My friend Samantha at the Mother Company just posted an insightful article about some intense incidents she witnessed recently at Westside restaurants. When eating out with her four-year-old son, Sam watched as tempers flared and almost turned into physical altercations — twice in one week! — over the issue of unruly kids in public. As I posted in the comments, I’m astounded at people’s reactions. I completely agree with her about parents’ responsibility when such interruptions happen:
Don’t get me wrong – I also believe that if your kid is making a whole bunch of noise in a restaurant or other place meant for quiet, it is the parent’s responsibility to remedy the situation, or leave. But sometimes life isn’t that neat and tidy. Sometimes you have to get out of the house with your 6-month old! Sometimes you have to treat your older son to a night out, and that’s the most important thing. Sometimes your best laid plans for a lovely family night out devolves into a family disaster area.

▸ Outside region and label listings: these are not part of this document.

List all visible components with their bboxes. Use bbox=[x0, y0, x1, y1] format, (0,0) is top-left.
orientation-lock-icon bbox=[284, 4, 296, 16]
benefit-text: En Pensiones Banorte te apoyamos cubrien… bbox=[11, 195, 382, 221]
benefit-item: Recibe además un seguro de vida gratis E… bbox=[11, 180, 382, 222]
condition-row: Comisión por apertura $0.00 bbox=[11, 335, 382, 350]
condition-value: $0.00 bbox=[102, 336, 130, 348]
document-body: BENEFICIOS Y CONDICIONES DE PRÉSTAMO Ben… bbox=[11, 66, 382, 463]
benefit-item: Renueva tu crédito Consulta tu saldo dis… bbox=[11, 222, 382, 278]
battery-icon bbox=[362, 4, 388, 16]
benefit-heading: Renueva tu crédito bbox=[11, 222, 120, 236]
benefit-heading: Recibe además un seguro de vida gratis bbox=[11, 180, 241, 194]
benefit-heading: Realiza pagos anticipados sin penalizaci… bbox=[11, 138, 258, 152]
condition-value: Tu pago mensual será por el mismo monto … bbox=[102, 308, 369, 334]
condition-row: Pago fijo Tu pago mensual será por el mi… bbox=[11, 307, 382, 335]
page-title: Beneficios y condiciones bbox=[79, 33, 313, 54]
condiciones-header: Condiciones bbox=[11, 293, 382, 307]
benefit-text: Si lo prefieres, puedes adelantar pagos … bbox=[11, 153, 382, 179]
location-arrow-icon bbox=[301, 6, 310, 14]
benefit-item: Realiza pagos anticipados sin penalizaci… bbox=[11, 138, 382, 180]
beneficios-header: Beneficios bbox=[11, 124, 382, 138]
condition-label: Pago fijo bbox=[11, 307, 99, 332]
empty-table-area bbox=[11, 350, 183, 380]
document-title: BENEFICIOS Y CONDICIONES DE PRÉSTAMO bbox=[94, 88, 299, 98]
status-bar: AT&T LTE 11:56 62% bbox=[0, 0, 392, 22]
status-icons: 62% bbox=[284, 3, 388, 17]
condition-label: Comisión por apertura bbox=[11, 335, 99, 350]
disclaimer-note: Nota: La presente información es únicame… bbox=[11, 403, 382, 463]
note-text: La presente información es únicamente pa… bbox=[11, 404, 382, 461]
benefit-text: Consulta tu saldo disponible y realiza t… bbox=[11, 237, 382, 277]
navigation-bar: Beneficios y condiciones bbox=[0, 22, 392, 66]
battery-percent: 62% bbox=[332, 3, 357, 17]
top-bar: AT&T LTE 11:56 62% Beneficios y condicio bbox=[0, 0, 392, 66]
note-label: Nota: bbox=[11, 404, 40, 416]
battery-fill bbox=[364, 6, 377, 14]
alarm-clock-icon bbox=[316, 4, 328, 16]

And how much WORSE does it feel when it’s YOUR KID causing all the commotion? (I’ve had that sinking feeling before, but never to this degree!) Sam steps back and tries to get a wider perspective on WTF is going on here. Why do some (presumably) otherwise reasonable adults think it’s OK to yell at a someone else’s child, or aggressively reprimand a parent who is dealing with a difficult kid in public? Why are people guileless about assuming and saying they know BETTER, no matter how inappropriate or insensitive the context?
In trying to be perfect parents — or at least good enough parents, at least that’s my mantra — it’s all too easy to critique others’ parenting. Or assume the other party is entitled parents who can’t control their kids. Regardless, Sam’s point rings true: Rabid judgment of parenting styles has reached epidemic proportions. This runs deep in both the non-parent community and the community with children. Lord knows I’m guilty of that offense. And I’m also saddened by the mean, petty, intractable flame wars that often result over these issues.
I haven’t seen this kind of emotional explosion happen since 1979, when I midjudged the physics of a ketchup packet. The contents squirted up into a perfect arc, landing right on the shirt of the guy at the next table at a fried chicken joint on Bevelry Blvd. The dude insulted me and threatened to kick my father’s ass in the parking lot. My dad tried to diffuse the situation and offered him money to clean his jersey shirt, while my face burned with shame. I’d like to think we’ve evolved a little further than that. Apparently not. As Sam pointedly asks, Where’s the empathy? Where’s the village?